Forse per questo il padiglione attira sempre certo giornalismo pigro, come se la stampa nell’insieme non avesse ancora bevuto il primo caffè della giornata. Si leggono storie infinite raccontate come se fossero scritte in stato di dormiveglia, che trasudano lirismo onirico e metafore fantasiose, prolisse e stravaganti, ma pressoché universalmente acritiche.

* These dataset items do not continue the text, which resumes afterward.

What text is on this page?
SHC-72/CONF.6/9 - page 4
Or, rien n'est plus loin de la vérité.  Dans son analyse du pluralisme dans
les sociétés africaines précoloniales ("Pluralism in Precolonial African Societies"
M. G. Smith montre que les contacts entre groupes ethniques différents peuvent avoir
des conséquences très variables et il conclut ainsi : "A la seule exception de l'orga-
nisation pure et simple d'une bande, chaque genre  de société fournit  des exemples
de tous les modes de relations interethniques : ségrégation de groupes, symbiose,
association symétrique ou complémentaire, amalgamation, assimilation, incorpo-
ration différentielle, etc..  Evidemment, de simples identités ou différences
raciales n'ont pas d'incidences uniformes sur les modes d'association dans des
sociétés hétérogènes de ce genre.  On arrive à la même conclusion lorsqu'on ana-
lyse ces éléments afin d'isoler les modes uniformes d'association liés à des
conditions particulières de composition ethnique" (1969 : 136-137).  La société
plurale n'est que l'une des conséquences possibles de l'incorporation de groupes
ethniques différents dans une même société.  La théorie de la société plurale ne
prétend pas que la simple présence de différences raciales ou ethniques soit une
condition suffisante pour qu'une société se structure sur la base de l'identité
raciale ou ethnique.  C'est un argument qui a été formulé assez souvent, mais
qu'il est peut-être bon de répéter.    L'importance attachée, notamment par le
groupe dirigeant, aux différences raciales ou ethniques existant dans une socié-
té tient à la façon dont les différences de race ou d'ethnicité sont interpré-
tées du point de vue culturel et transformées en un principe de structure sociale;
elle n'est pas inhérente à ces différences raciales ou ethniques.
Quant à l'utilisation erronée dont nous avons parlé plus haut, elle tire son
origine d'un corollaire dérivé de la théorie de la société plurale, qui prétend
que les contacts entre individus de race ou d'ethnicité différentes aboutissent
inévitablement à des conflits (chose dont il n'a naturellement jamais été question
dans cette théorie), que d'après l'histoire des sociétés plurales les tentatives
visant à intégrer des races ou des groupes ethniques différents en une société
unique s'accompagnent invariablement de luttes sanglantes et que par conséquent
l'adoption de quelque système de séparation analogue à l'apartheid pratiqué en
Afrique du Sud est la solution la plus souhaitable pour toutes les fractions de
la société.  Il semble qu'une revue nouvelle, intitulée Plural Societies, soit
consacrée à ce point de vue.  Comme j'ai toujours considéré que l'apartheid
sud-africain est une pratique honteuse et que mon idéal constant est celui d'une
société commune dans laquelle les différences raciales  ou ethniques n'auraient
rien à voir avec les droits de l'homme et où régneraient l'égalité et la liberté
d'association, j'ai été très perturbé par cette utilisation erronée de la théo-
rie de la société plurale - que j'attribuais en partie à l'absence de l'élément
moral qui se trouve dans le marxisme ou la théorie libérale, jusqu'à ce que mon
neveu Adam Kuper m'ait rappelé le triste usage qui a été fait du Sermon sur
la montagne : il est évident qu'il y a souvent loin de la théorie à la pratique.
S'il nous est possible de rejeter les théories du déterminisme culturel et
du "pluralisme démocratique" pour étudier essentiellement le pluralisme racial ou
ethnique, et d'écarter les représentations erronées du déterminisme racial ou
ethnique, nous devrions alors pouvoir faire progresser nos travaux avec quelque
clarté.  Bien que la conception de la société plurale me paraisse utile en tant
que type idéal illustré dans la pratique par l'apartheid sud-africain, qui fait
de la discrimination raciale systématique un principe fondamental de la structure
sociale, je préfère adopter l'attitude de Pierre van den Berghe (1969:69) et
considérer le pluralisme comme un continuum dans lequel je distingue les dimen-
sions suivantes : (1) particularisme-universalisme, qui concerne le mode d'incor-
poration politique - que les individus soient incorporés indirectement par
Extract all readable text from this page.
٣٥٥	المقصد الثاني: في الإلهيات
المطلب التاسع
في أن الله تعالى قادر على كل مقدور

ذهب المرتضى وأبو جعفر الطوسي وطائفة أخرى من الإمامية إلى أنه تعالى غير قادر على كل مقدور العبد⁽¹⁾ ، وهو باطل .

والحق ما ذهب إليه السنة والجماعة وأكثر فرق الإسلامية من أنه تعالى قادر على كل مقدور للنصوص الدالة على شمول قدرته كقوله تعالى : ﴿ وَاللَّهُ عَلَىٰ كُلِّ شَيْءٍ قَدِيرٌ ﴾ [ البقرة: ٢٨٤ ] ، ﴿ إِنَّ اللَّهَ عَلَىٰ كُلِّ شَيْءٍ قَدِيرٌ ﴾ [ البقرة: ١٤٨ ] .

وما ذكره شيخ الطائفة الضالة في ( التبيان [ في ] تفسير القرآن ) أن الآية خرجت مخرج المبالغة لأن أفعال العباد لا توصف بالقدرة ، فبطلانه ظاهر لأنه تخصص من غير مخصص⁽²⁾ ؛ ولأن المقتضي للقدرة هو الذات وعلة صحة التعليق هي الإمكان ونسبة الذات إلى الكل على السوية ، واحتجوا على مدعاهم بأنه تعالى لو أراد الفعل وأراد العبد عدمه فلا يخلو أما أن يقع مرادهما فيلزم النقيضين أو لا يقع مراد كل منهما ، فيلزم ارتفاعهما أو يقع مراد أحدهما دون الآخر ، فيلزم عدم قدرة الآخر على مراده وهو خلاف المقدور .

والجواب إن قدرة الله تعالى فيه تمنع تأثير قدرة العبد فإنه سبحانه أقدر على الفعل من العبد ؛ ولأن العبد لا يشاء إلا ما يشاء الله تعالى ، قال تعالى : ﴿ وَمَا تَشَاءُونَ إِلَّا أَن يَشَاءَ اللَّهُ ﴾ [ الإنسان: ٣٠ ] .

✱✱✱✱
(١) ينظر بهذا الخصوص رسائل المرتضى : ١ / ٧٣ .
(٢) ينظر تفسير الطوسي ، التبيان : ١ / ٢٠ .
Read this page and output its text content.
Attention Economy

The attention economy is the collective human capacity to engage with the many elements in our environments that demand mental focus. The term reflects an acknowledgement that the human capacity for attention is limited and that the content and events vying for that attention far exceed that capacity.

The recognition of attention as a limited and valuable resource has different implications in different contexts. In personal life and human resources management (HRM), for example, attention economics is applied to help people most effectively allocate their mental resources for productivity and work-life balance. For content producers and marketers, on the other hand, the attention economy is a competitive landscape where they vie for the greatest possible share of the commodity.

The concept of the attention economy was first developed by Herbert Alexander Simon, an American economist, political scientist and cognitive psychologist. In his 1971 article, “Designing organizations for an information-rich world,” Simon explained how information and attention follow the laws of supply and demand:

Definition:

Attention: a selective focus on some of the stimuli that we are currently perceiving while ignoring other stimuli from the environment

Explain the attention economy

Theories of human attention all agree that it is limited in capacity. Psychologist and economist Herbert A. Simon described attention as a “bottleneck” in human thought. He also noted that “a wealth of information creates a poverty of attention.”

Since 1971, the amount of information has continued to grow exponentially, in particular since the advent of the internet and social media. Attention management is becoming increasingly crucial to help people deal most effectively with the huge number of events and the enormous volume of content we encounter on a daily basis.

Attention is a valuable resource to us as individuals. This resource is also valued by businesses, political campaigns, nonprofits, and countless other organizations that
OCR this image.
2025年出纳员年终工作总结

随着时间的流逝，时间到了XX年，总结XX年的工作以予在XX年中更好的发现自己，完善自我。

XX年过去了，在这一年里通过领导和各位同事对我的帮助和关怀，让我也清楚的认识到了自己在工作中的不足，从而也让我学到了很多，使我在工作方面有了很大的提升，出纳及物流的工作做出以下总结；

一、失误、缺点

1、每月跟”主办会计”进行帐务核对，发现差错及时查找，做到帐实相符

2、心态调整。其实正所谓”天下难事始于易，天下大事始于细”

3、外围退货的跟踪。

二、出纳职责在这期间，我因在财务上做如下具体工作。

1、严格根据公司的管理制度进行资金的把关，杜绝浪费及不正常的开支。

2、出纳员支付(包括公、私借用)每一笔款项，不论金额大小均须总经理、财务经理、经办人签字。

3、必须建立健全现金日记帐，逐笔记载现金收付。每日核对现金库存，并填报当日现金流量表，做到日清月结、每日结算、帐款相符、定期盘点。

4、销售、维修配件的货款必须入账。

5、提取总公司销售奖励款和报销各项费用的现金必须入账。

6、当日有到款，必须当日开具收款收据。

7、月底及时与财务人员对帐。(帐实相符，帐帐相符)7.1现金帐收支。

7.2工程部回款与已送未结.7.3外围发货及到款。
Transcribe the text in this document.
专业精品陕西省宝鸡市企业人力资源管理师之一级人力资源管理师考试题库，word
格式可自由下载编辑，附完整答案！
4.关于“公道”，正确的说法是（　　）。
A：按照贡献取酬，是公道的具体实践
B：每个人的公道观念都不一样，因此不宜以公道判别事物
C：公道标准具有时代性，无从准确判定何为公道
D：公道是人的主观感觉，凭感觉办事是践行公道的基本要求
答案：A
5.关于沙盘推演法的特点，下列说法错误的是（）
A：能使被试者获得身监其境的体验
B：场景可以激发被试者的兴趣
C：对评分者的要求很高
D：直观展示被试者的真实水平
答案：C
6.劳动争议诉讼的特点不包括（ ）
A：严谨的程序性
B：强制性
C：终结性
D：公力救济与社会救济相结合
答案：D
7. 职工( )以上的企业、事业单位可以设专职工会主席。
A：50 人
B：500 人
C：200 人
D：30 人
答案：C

E, nel raro caso in cui un padiglione riceva brutte recensioni, si tratta invariabilmente di insulti infantili scagliati contro l’architetto in una specie di incontinente malumore: “Nouvel sembra un buttafuori di mezza età” (Edwin Heathcote, Financial Times), “Ho sentito l’odore di Jean Nouvel prima ancora di vederlo” (Tom Dyckhoff, The Times), “L’edificio monocorde di un architetto un tempo straordinario” (Ellis Woodman, The Telegraph). In effetti il proteiforme padiglione rosso di Nouvel del 2010, benché abbia avuto accoglienze tremende, resta l’unico tentativo di allargare il coinvolgimento del pubblico oltre il carissimo caffè di Fortnum & Mason. Insieme con gli aquiloni, il pingpong, la dama e gli scacchi gratis per un po’ è diventato l’unico edificio di Knightsbridge che non costringesse a sborsare denaro per goderne le attrazioni.
Ma, cosa più importante, manca totalmente una critica del Serpentine Pavilion in quanto progetto istituzionale. Che i media accettino o rifiutino questa o quella forma è questione di capriccio. Per gli architetti l’ambizione del progetto di fornire una base destinata a professionisti poco noti funge da estrema occasione di visibilità di chi è già famoso. Il requisito di non aver mai costruito in Gran Bretagna non fa che accrescere il carattere di unicità del gioiellino.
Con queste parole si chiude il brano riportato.